Car il vaut mieux dans la vie apprendre à une personne à faire la chose au lieu de l’assister à le faire», poursuit-elle. «Il s’agit en fait d’une action satellite de la fondation Adam et dont l’initiateur est M. Agraniou. C’est d’ailleurs lui qui nous a ramené Alberto Zucconi, un imminent psychologue, pour parler de l’approche centrée sur la personne ou comment faire la chose à une personne et ce, en détectant simplement son point fort et le faire grandir», soutient Mme Brahimi. Ainsi, et lors de cette 2e édition, tenue sous le thème «Handicap mental, changer de regard et agir ensemble», des jeunes en situation de handicap ont pu partager leurs expérience et réalisations et expliquer comment ils ont réussi à surmonter leur handicap et réaliser de grandes choses.
C’est d’ailleurs le cas d’Ahmed Meddad. Atteint du syndrome de Williams, aussi appelé syndrome de Williams-Beuren, Ahmed a raconté son parcours et comment il a réussi, à force de persévérance, à se hisser à la première place d’un concours de céramique en Espagne. «Je me suis essayé à de nombreuses activités. Mais c’est dans la céramique que je m’y suis le mieux retrouvé», a-t-il confié.
A cet effet, sa maman Mme Faïza, éducatrice spécialisée et également fondatrice et présidente de l’Association syndrome Williams et Beuren raconte : «Au départ, rien n’était simple. Il fallait que je me renseigne beaucoup. J’ai dû suivre de nombreuses formations afin de bien comprendre la maladie de mon fils».
Et le syndrome dont souffre Ahmed est en fait une maladie génétique chromosomique monosomique liée à la perte d’un petit fragment d’un chromosome (microdélétion) qui associe un déficit intellectuel, une malformation du cœur et des caractéristiques physiques et comportementales particulières.

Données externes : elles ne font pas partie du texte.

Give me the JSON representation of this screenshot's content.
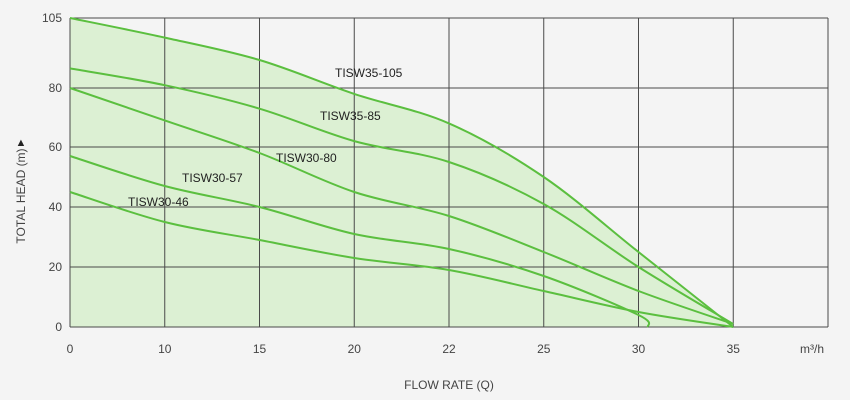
{
  "chart_data": {
    "type": "line",
    "title": "",
    "xlabel": "FLOW RATE (Q)",
    "ylabel": "TOTAL HEAD (m)",
    "ylabel_marker": "▲",
    "x_unit": "m³/h",
    "x_tick_labels": [
      "0",
      "10",
      "15",
      "20",
      "22",
      "25",
      "30",
      "35"
    ],
    "y_tick_labels": [
      "0",
      "20",
      "40",
      "60",
      "80",
      "105"
    ],
    "grid": true,
    "series": [
      {
        "name": "TISW35-105",
        "shaded": true,
        "x": [
          0,
          10,
          15,
          20,
          22,
          25,
          30,
          35
        ],
        "y": [
          105,
          98,
          90,
          78,
          68,
          50,
          25,
          0
        ]
      },
      {
        "name": "TISW35-85",
        "x": [
          0,
          10,
          15,
          20,
          22,
          25,
          30,
          35
        ],
        "y": [
          87,
          81,
          73,
          62,
          55,
          41,
          20,
          1
        ]
      },
      {
        "name": "TISW30-80",
        "x": [
          0,
          10,
          15,
          20,
          22,
          25,
          30,
          35
        ],
        "y": [
          80,
          69,
          58,
          45,
          37,
          25,
          12,
          1
        ]
      },
      {
        "name": "TISW30-57",
        "x": [
          0,
          10,
          15,
          20,
          22,
          25,
          30,
          30.5
        ],
        "y": [
          57,
          47,
          40,
          31,
          26,
          17,
          4,
          0
        ]
      },
      {
        "name": "TISW30-46",
        "x": [
          0,
          10,
          15,
          20,
          22,
          25,
          30,
          35
        ],
        "y": [
          45,
          35,
          29,
          23,
          19,
          12,
          5,
          0
        ]
      }
    ],
    "colors": {
      "line": "#5bbf3f",
      "fill": "#dcf0d3",
      "grid": "#4a4a4a"
    }
  }
}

Déterminée à accompagner son fils dans son parcours, Mme Faïza ne lâche rien. «J’ai bien vu qu’il n’était pas épanoui à l’école. Je l’ai donc inscrit dans des centres de formation. Il a tenté plusieurs choses, notamment la cuisine. Malheureusement, ça n’a rien donné. Mais une fois qu’il a découvert la céramique, sa vie a changé», se rappelle-t-elle. Selon la maman d’Ahmed, c’est l’atmosphère calme et apaisante du monde de la céramique qui a captivé l’attention du jeune homme. D’autant plus que dans la céramique, les 5 sens sont mis à profit.
Aujourd’hui, Ahmed est marié et mène une vie paisible. «Il mène une vie ordinaire avec sa femme, en dépit du fait que celle-ci souffre aussi d’un handicap moteur. Ils ont une relation fusionnelle et communiquent de manière extraordinaire», a conclu Mme Faiza. Un invité de marque était également présent lors de cette 2e édition de «Handicap mental».
Il s’agit d’Alberto Zucconi, psychologue et psychothérapeute italien et surtout élève de Carl Rogers. «Je suis présent aujourd’hui pour exposer les résultats d’une approche scientifique appelée Approche centrée sur la personne (ACP). Il s’agit d’une méthode de psychothérapie développée par le psychologue américain Carl Rogers dans les années 1950, et qui s’appuie sur le processus relationnel ‘‘thérapeute-patient’’ et sur la capacité de réalisation de ce dernier», a-t-il expliqué.
«Il est prouvé scientifiquement que ces personnes peuvent réaliser de grandes choses. Il suffit de croire en eux et en leur potentiel», poursuit-il. «En fait, tout le monde serait gagnant si on croyait en les capacités des uns et des autres. Cela créerait même une société encore plus riche. Ceci n’est pas seulement des paroles qui émanent du cœur mais c’est ce qu’affirme la science», précise-t-il.
M. Zucconi a aussi tenu à faire passer un message aux parents dont les enfants ont des besoins spécifiques : «Il ne faut surtout pas qu’ils oublient que le meilleur remède est l’amour qu’ils leur portent.» A noter que l’événement fut aussi l’occasion d’honorer les fondateurs d’associations, engagés dans l’accompagnement des personnes en situation de handicap.